The View From Nowhere is a book by philosopher Thomas Nagel.
Published by Oxford University Press in 1986, it contrasts passive and active points of view in how humanity interacts with the world, relying either on a subjective perspective that reflects a point of view or an objective perspective that takes a more detached perspective. Nagel describes the objective perspective as the “view from nowhere,” one where the only valuable ideas are ones derived independently.
Epistemology (what we can know and why) is puzzling to the max if you ponder it for a moment. Think of a painting in a Boston museum. If you walk up to it, you see only the little piece in front of your nose so you back up and try to get an “optimal grip.” (to use Prof. Merleau-Ponty’s language.) If you walk all the way to China and try to see it from there, you will see nothing of it, no matter what telescope you might use. This is sort of what we mean by “the view from nowhere.” You’re way too far.
This brings us to the problem of the “detached observer” (modern versions of which stem from Descartes, who wants to get a bird’s eye view of all other bird’s eye views. This is tricky and elusive for the obvious reasons. When Richard Feynman or some other physicist theorizes, is he not achieving a view from nowhere or is he? No one will deny a place to theoretical “standpoints” and “viewpoints.” The theoretician is himself a person who breathes, and sneezes, and yawns, and gets hungry and has to stretch his or her legs after too much sitting. One can’t quite “move into one’s own mind” since all theory is “embodied.”
Human beings have the unique ability to view the world in a detached way:
We can think about the world in terms that “transcend” our own experience or interest, and consider the world from a vantage point that is, in Nagel’s words, “nowhere in particular.”
The strange human situation is seen from the fact that this “view from nowhere,” this “detached observer” theoretical stance, includes the theorist himself, the detachment and the theory as part of the “bird’s eye view” without any particular concrete bird serving as your ambassador or proxy.
“The unifying theme, as Nagel puts it at the beginning, is the problem of how to combine the perspective of a particular person ‘inside the world’ with an objective view of that same world, the person and his viewpoint included.”
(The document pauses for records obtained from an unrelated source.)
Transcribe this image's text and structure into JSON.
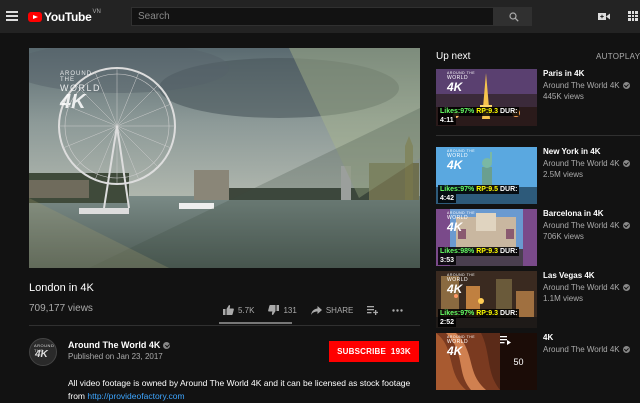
{
  "header": {
    "logo_text": "YouTube",
    "logo_country": "VN",
    "search_placeholder": "Search"
  },
  "video": {
    "watermark_line1": "AROUND THE",
    "watermark_line2": "WORLD",
    "watermark_line3": "4K",
    "title": "London in 4K",
    "views": "709,177 views",
    "likes": "5.7K",
    "dislikes": "131",
    "share_label": "SHARE"
  },
  "channel": {
    "avatar_line1": "AROUND THE",
    "avatar_line2": "4K",
    "name": "Around The World 4K",
    "published": "Published on Jan 23, 2017",
    "subscribe_label": "SUBSCRIBE",
    "subscriber_count": "193K"
  },
  "description": {
    "text": "All video footage is owned by Around The World 4K and it can be licensed as stock footage",
    "from_label": "from",
    "link": "http://provideofactory.com"
  },
  "sidebar": {
    "up_next_label": "Up next",
    "autoplay_label": "AUTOPLAY",
    "items": [
      {
        "title": "Paris in 4K",
        "channel": "Around The World 4K",
        "views": "445K views",
        "likes": "Likes:97%",
        "rp": "RP:9.3",
        "dur_label": "DUR:",
        "duration": "4:11",
        "wm1": "AROUND THE",
        "wm2": "WORLD",
        "wm3": "4K"
      },
      {
        "title": "New York in 4K",
        "channel": "Around The World 4K",
        "views": "2.5M views",
        "likes": "Likes:97%",
        "rp": "RP:9.5",
        "dur_label": "DUR:",
        "duration": "4:42",
        "wm1": "AROUND THE",
        "wm2": "WORLD",
        "wm3": "4K"
      },
      {
        "title": "Barcelona in 4K",
        "channel": "Around The World 4K",
        "views": "706K views",
        "likes": "Likes:98%",
        "rp": "RP:9.3",
        "dur_label": "DUR:",
        "duration": "3:53",
        "wm1": "AROUND THE",
        "wm2": "WORLD",
        "wm3": "4K"
      },
      {
        "title": "Las Vegas 4K",
        "channel": "Around The World 4K",
        "views": "1.1M views",
        "likes": "Likes:97%",
        "rp": "RP:9.3",
        "dur_label": "DUR:",
        "duration": "2:52",
        "wm1": "AROUND THE",
        "wm2": "WORLD",
        "wm3": "4K"
      },
      {
        "title": "4K",
        "channel": "Around The World 4K",
        "playlist_count": "50",
        "wm1": "AROUND THE",
        "wm2": "WORLD",
        "wm3": "4K"
      }
    ]
  },
  "colors": {
    "background": "#121212",
    "topbar": "#232323",
    "accent_red": "#ff0000",
    "link_blue": "#3ea6ff",
    "like_green": "#66ff66",
    "rp_yellow": "#ffff00"
  }
}
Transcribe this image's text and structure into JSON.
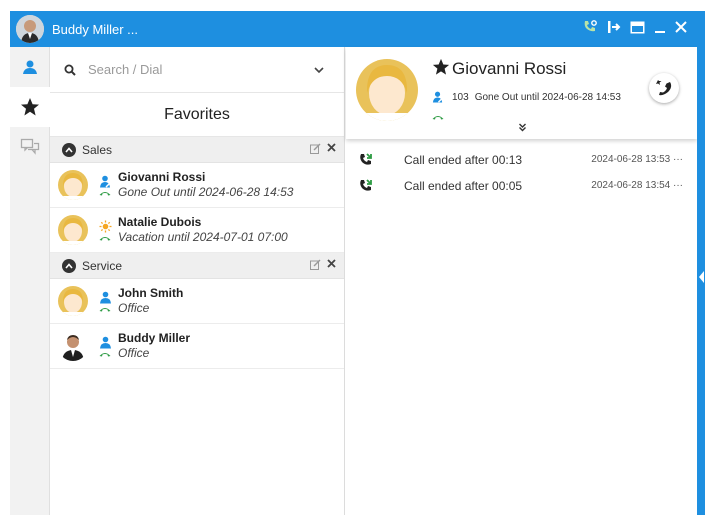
{
  "window": {
    "title": "Buddy Miller ..."
  },
  "search": {
    "placeholder": "Search / Dial"
  },
  "favorites": {
    "title": "Favorites",
    "groups": [
      {
        "name": "Sales",
        "contacts": [
          {
            "name": "Giovanni Rossi",
            "status": "Gone Out until 2024-06-28 14:53",
            "presence_icon": "person-away-icon"
          },
          {
            "name": "Natalie Dubois",
            "status": "Vacation until 2024-07-01 07:00",
            "presence_icon": "sun-icon"
          }
        ]
      },
      {
        "name": "Service",
        "contacts": [
          {
            "name": "John Smith",
            "status": "Office",
            "presence_icon": "person-icon"
          },
          {
            "name": "Buddy Miller",
            "status": "Office",
            "presence_icon": "person-icon"
          }
        ]
      }
    ]
  },
  "detail": {
    "name": "Giovanni Rossi",
    "extension": "103",
    "status": "Gone Out until 2024-06-28 14:53",
    "calls": [
      {
        "text": "Call ended after 00:13",
        "time": "2024-06-28 13:53 ···"
      },
      {
        "text": "Call ended after 00:05",
        "time": "2024-06-28 13:54 ···"
      }
    ]
  },
  "colors": {
    "accent": "#1e8fe0",
    "phone_green": "#2e9b44",
    "presence_blue": "#1e8fe0",
    "sun_orange": "#f5a623"
  }
}
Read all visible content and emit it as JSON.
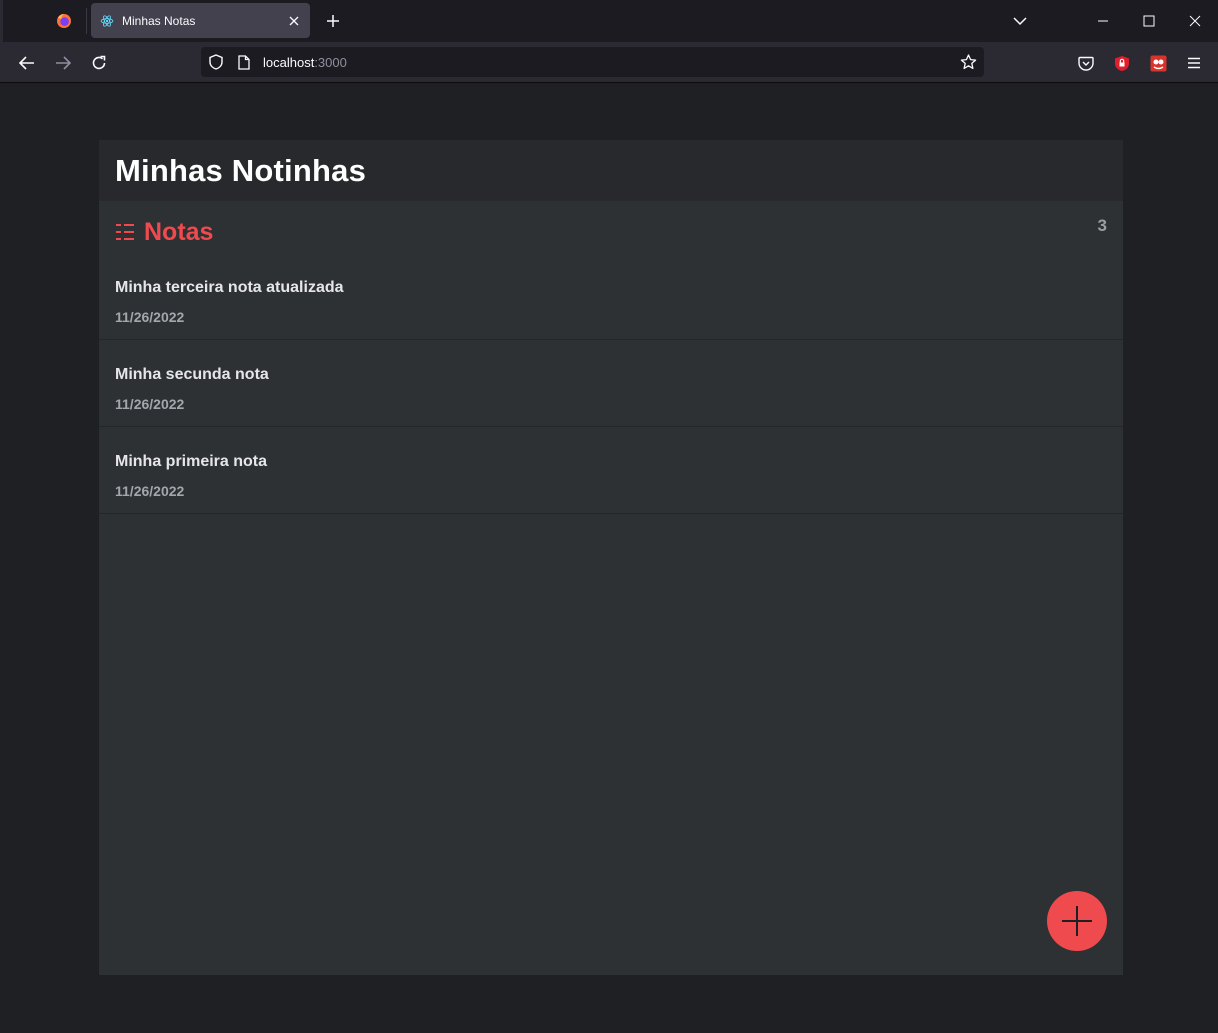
{
  "browser": {
    "tab": {
      "title": "Minhas Notas"
    },
    "url": {
      "host": "localhost",
      "port": ":3000"
    }
  },
  "app": {
    "title": "Minhas Notinhas",
    "section": {
      "title": "Notas",
      "count": "3"
    },
    "notes": [
      {
        "title": "Minha terceira nota atualizada",
        "date": "11/26/2022"
      },
      {
        "title": "Minha secunda nota",
        "date": "11/26/2022"
      },
      {
        "title": "Minha primeira nota",
        "date": "11/26/2022"
      }
    ]
  },
  "colors": {
    "accent": "#ef4a4d",
    "panel": "#2e3134",
    "header": "#27292c",
    "page_bg": "#1f2023"
  },
  "icons": {
    "section": "list-icon",
    "fab": "plus-icon"
  }
}
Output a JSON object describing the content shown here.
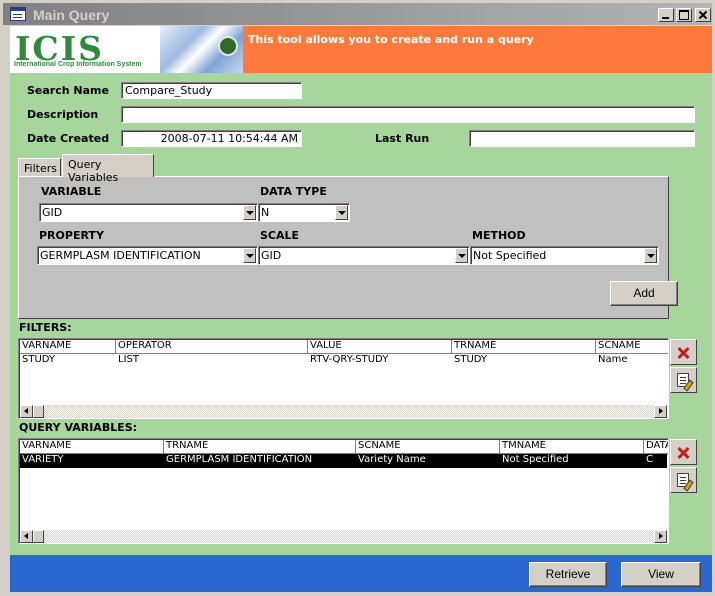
{
  "window": {
    "title": "Main Query"
  },
  "header": {
    "logo_text": "ICIS",
    "logo_subtitle": "International Crop Information System",
    "message": "This tool allows you to create and run a query"
  },
  "form": {
    "search_name_label": "Search Name",
    "search_name_value": "Compare_Study",
    "description_label": "Description",
    "description_value": "",
    "date_created_label": "Date Created",
    "date_created_value": "2008-07-11 10:54:44 AM",
    "last_run_label": "Last Run",
    "last_run_value": ""
  },
  "tabs": [
    {
      "label": "Filters",
      "active": false
    },
    {
      "label": "Query Variables",
      "active": true
    }
  ],
  "query_variables_tab": {
    "variable_label": "VARIABLE",
    "variable_value": "GID",
    "data_type_label": "DATA TYPE",
    "data_type_value": "N",
    "property_label": "PROPERTY",
    "property_value": "GERMPLASM IDENTIFICATION",
    "scale_label": "SCALE",
    "scale_value": "GID",
    "method_label": "METHOD",
    "method_value": "Not Specified",
    "add_button": "Add"
  },
  "filters_section": {
    "label": "FILTERS:",
    "columns": [
      "VARNAME",
      "OPERATOR",
      "VALUE",
      "TRNAME",
      "SCNAME"
    ],
    "rows": [
      [
        "STUDY",
        "LIST",
        "RTV-QRY-STUDY",
        "STUDY",
        "Name"
      ]
    ]
  },
  "query_variables_section": {
    "label": "QUERY VARIABLES:",
    "columns": [
      "VARNAME",
      "TRNAME",
      "SCNAME",
      "TMNAME",
      "DATA"
    ],
    "rows": [
      [
        "VARIETY",
        "GERMPLASM IDENTIFICATION",
        "Variety Name",
        "Not Specified",
        "C"
      ]
    ]
  },
  "footer": {
    "retrieve_button": "Retrieve",
    "view_button": "View"
  },
  "colors": {
    "header_orange": "#fd7a3c",
    "body_green": "#a7d69c",
    "footer_blue": "#2967d1",
    "logo_green": "#2f8a3e"
  }
}
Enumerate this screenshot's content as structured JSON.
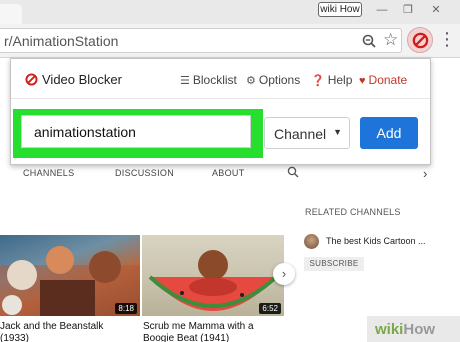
{
  "browser": {
    "wiki_tag": "wiki How",
    "address": "r/AnimationStation",
    "window_buttons": [
      "—",
      "❐",
      "✕"
    ]
  },
  "popup": {
    "brand": "Video Blocker",
    "links": {
      "blocklist": "Blocklist",
      "options": "Options",
      "help": "Help",
      "donate": "Donate"
    },
    "input_value": "animationstation",
    "select_value": "Channel",
    "add_label": "Add",
    "colors": {
      "accent_blue": "#1e74d9",
      "highlight": "#26de2e",
      "donate_red": "#c0392b"
    }
  },
  "page": {
    "tabs": [
      "CHANNELS",
      "DISCUSSION",
      "ABOUT"
    ],
    "related_heading": "RELATED CHANNELS",
    "related_channel": "The best Kids Cartoon ...",
    "subscribe": "SUBSCRIBE",
    "videos": [
      {
        "title_line1": "Jack and the Beanstalk",
        "title_line2": "(1933)",
        "duration": "8:18"
      },
      {
        "title_line1": "Scrub me Mamma with a",
        "title_line2": "Boogie Beat (1941)",
        "duration": "6:52"
      }
    ]
  },
  "watermark": {
    "wiki": "wiki",
    "how": "How"
  }
}
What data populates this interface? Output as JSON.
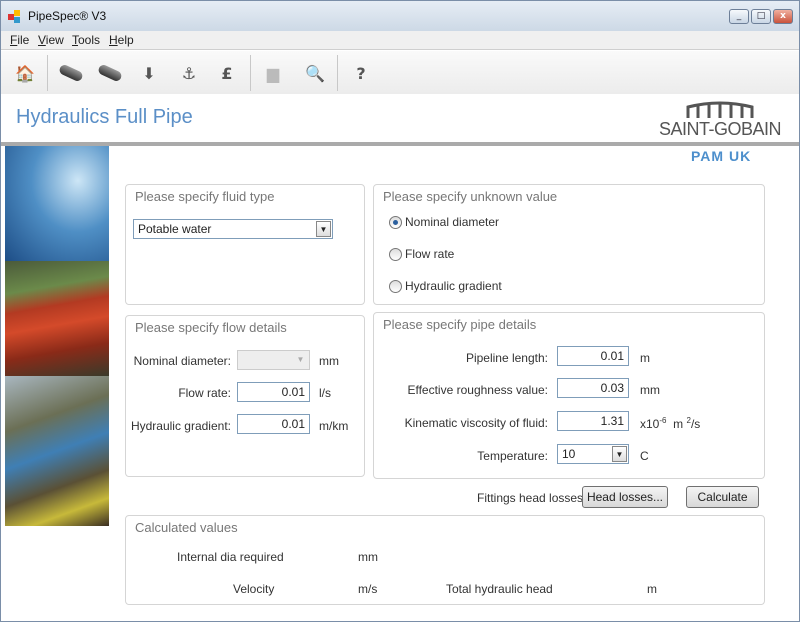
{
  "window": {
    "title": "PipeSpec® V3",
    "controls": [
      "minimize",
      "maximize",
      "close"
    ]
  },
  "menu": [
    "File",
    "View",
    "Tools",
    "Help"
  ],
  "toolbar": [
    "home-icon",
    "pipe-icon",
    "pipe-cut-icon",
    "pipe-download-icon",
    "anchor-icon",
    "pound-icon",
    "print-icon",
    "preview-icon",
    "help-icon"
  ],
  "header": {
    "title": "Hydraulics Full Pipe",
    "logo_brand": "SAINT-GOBAIN",
    "logo_sub": "PAM UK"
  },
  "fluid": {
    "title": "Please specify fluid type",
    "value": "Potable water"
  },
  "unknown": {
    "title": "Please specify unknown value",
    "options": [
      "Nominal diameter",
      "Flow rate",
      "Hydraulic gradient"
    ],
    "selected": "Nominal diameter"
  },
  "flow": {
    "title": "Please specify flow details",
    "nominal_label": "Nominal diameter:",
    "nominal_value": "",
    "nominal_unit": "mm",
    "flow_label": "Flow rate:",
    "flow_value": "0.01",
    "flow_unit": "l/s",
    "gradient_label": "Hydraulic gradient:",
    "gradient_value": "0.01",
    "gradient_unit": "m/km"
  },
  "pipe": {
    "title": "Please specify pipe details",
    "length_label": "Pipeline length:",
    "length_value": "0.01",
    "length_unit": "m",
    "rough_label": "Effective roughness value:",
    "rough_value": "0.03",
    "rough_unit": "mm",
    "visc_label": "Kinematic viscosity of fluid:",
    "visc_value": "1.31",
    "visc_unit_a": "x10",
    "visc_exp": "-6",
    "visc_unit_b": "m",
    "visc_exp2": "2",
    "visc_unit_c": "/s",
    "temp_label": "Temperature:",
    "temp_value": "10",
    "temp_unit": "C"
  },
  "actions": {
    "fittings_label": "Fittings head losses:",
    "head_losses": "Head losses...",
    "calculate": "Calculate"
  },
  "results": {
    "title": "Calculated values",
    "dia_label": "Internal dia required",
    "dia_unit": "mm",
    "vel_label": "Velocity",
    "vel_unit": "m/s",
    "head_label": "Total hydraulic head",
    "head_unit": "m"
  }
}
(Bernard Williams, 1986 book review, London Review of Books.)
We have already seen the problem of Husserl‘s (died in 1938) “rhomboid” or “matchbox” (i.e., you can’t see the entire matchbox all at once) or Ortega y Gasset‘s “orange” (i.e., you cannot see the back or obverse or reverse of a spherical orange unless you walk around it and lose the first view from the front) and all this “partial viewing” takes place on “Neurath’s boat.” (Where we’re like sailors on a knowledge ship and can’t go back to any origins and can’t discuss Platonism with Plato himself. The Harvard philosopher Quine, among others, mentions this problem.) The ship movies forward and the “matchbox/orange” are viewed in some cabin on the ship (i.e., your field, such as chemistry or history or biology).
Lastly: think of the opening line of Thomas Mann’s (died in 1955) great novel, Joseph and His Brothers: “Deep is the well of the past. Should we not call it bottomless?”
In other words, there is no way for us as “knowledge detectives” to go back to the origins of ourselves or our history since that’s all unrecoverable and lost “in the mist of time.”
A student embarking on a “knowledge quest” (university education) should not dodge these puzzles and mysteries but look at them “unblinkingly.” A deep education means all the dimensions of the quest are in front of the student and not wished away. This includes the student’s own danger of being lost as “a leaf in the whirlwind of time.” (Hannah Arendt phrase we have already seen.). Career aside, there are multiple “Rubik’s Cubes” here if the student wants to experience the deep and the wide.